I am trying to solve an Integer Programming question (trying to come up with a model). The question goes like this: There are 5 pens a person has. He wants to have all 5 of them at the same time. And he has 10 different weighted bags. He wants to cary minimum weight as he can while having all five of the pens. Different bags carry different pens, the distribution is like this:
The weights of the bags are like this: bag 1 --> 4 bag 2 --> 6 bag 3 --> 4 bag 4 --> 2 bag 5 --> 3 bag 6 --> 2 bag 7 --> 4 bag 8 --> 3 bag 9 --> 6 bag 10 --> 3
What I thought is this: Let xi = 1 be that he brings the ith bag and xi = 0 be that he does not bring the ith bag. Then the obj. function is the minimum of sum of all of the x variables multiplied with their weight.

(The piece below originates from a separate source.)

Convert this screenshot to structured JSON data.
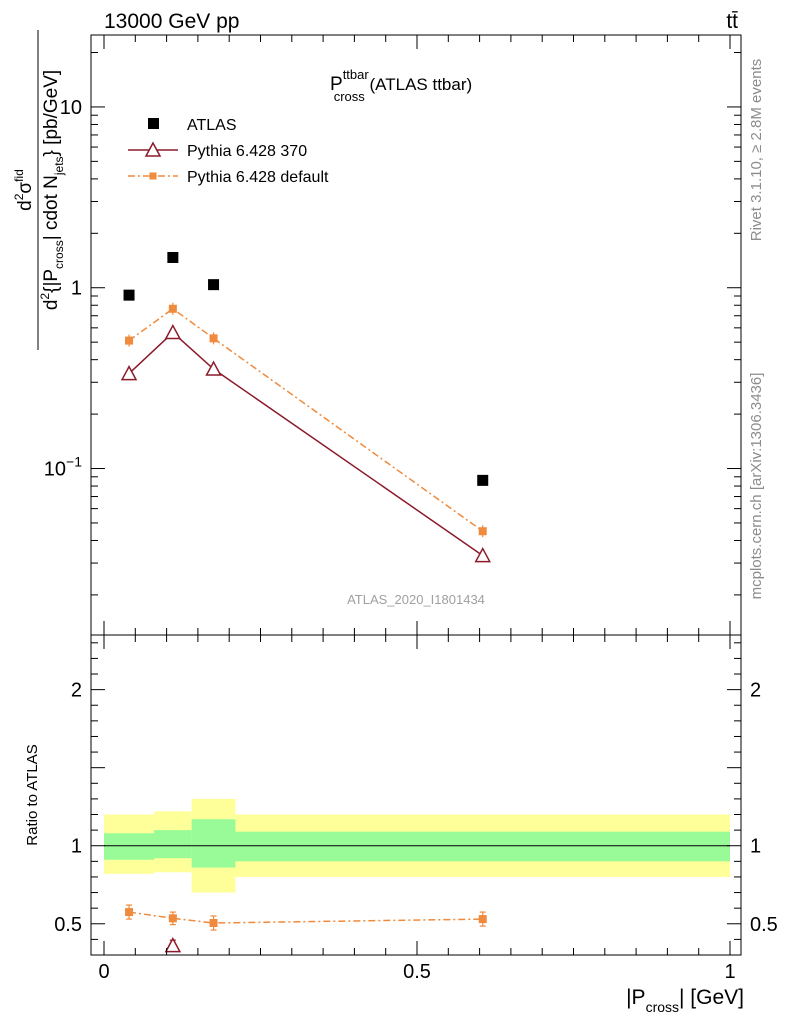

And I could think of only one constraint: The sum of all the x variables i = 1..10 should be at most 10 and at least 3.
I could not think of anything else. Dont even know if this is the right path to the solution.
This is a weighted set cover problem. Let $a_{b,p}$ indicate whether bag $b$ contains pen $p$. You want to minimize $\sum_b w_b x_b$ subject to \begin{align} \sum_b a_{b,p} x_b &\ge 1 &&\text{for all $p$}\\ x_b &\in \{0,1\} &&\text{for all $b$} \end{align} For your instance, you want to minimize $$4x_1 + 6x_2 + 4x_3 + 2x_4 + 3x_5 + 2x_6 + 4x_7 + 3x_8 + 6x_9 + 3x_{10}$$ subject to \begin{align} x_1 + x_4 + x_7 &\ge 1 \\ x_2 + x_4 + x_6 + x_9 &\ge 1 \\ x_3 + x_5 + x_8 + x_{10} &\ge 1 \\ x_1 + x_2 + x_7 + x_{10} &\ge 1 \\ x_3 + x_6 + x_9 &\ge 1 \\ x_b &\in \{0,1\} &&\text{for all $b$} \end{align} The unique optimal solution is $x=(0,0,0,1,0,1,0,0,0,1)$, with objective value $2+2+3=7$. For a short certificate of optimality, use the optimal linear programming dual variables $(2, 0, 2, 1, 2)$ for the five constraints and $(1, 5, 0, 0, 1, 0, 1, 1, 4, 0)$ for the lower bounds $x_b \ge 0$.